Decimal time was the law of the land for only a brief time.  In 1793, during the French Revolution, decimal time was declared mandatory for public acts, starting on 1794 September 22, or 1 Vendémiaire, year III, in the new calendar.  However, the law establishing the metric system on 18 Germinal, year III, (1795 April 7) suspended mandatory use just six months after it started.  This did not entirely kill decimal time, though.  It still continued to be used in some parts of France, such as Toulouse, for a number of years in official records, perhaps until Napoleon abolished the new calendar at the end of 1805, or maybe when ten-day weeks were dropped in 1802.

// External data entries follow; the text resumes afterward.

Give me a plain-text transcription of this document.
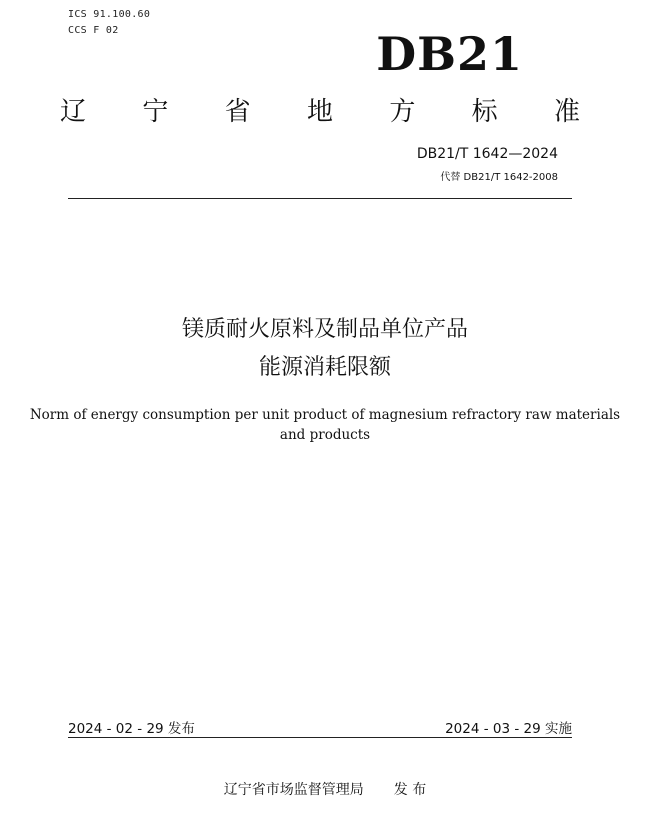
ICS 91.100.60
CCS F 02	DB21
辽 宁 省 地 方 标 准
DB21/T 1642—2024
代替 DB21/T 1642-2008
镁质耐火原料及制品单位产品
能源消耗限额
Norm of energy consumption per unit product of magnesium refractory raw materials
and products
2024 - 02 - 29 发布	2024 - 03 - 29 实施
辽宁省市场监督管理局 发 布
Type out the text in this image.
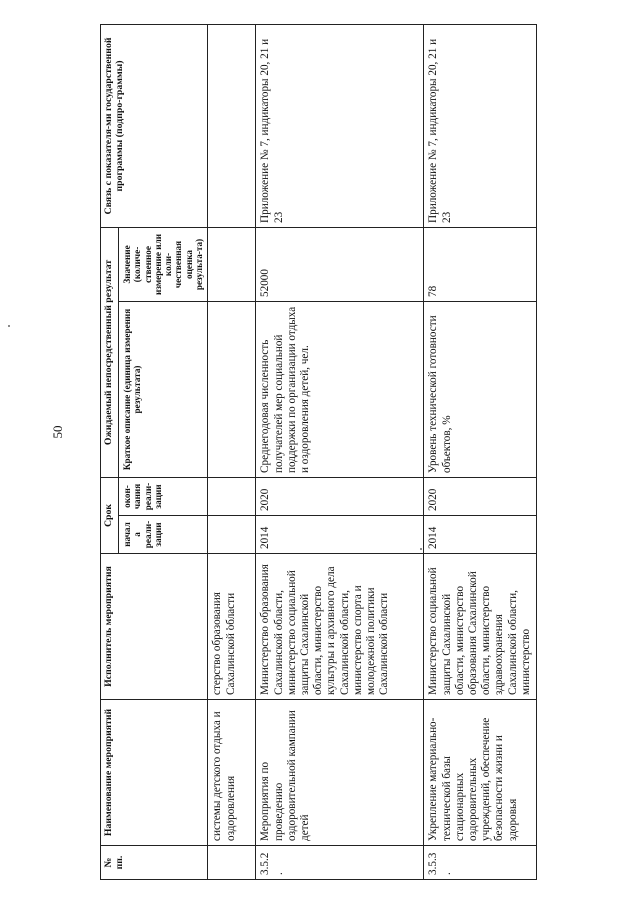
50
№ пп.	Наименование мероприятий	Исполнитель мероприятия	Срок		Ожидаемый непосредственный результат		Связь с показателя-ми государственной программы (подпро-граммы)
			начала реали-зации	окон-чания реали-зации	Краткое описание (единица измерения результата)	Значение (количе-ственное измерение или коли-чественная оценка результа-та)	
	системы детского отдыха и оздоровления	стерство образования Сахалинской области					
3.5.2.	Мероприятия по проведению оздоровительной кампании детей	Министерство образования Сахалинской области, министерство социальной защиты Сахалинской области, министерство культуры и архивного дела Сахалинской области, министерство спорта и молодежной политики Сахалинской области	2014	2020	Среднегодовая численность получателей мер социальной поддержки по организации отдыха и оздоровления детей, чел.	52000	Приложение № 7, индикаторы 20, 21 и 23
3.5.3.	Укрепление материально-технической базы стационарных оздоровительных учреждений, обеспечение безопасности жизни и здоровья	Министерство социальной защиты Сахалинской области, министерство образования Сахалинской области, министерство здравоохранения Сахалинской области, министерство	2014	2020	Уровень технической готовности объектов, %	78	Приложение № 7, индикаторы 20, 21 и 23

But even then, decimal time did not disappear completely.  The great French astronomer and mathematician, Pierre-Simon Laplace, was enthusiastic about decimal time and had a decimal watch made.  He also used decimal time in his work, Traité de Mécanique Céleste, in 1799.  He represented the time of day as a decimal fraction, such as 0j,60566.  He also added the fraction to the Gregorian calendar date, such as:
...l'instant du passage au périhélie, sept.29j,10239, temps moyen compté de minuit à Paris.
In English, that's "...the instant of perihelion passage, Sept. 29d.10239, mean time counted from midnight at Paris."  This became common practice by astronomers, with French astronomers using mean time in Paris and British astronomers using Greenwich mean time.  After the British astronomer John Herschel proposed Julian days, astronomers added decimal fractions to Julian days, creating Julian Dates, which are still in wide use in astronomy, along with variants such as Modified Julian Dates.  Calendar dates with times given as decimals of a day in Universal Time have been used in astronomical circulars for the past century.  Others, such as computer programmers, also use decimal fractions of a day to represent time.

So these modern applications of decimal time can be linked, through Laplace, to the decimal time established back in the 18th century during the French Revolution, and possibly inspired the stardates that are projected in future centuries.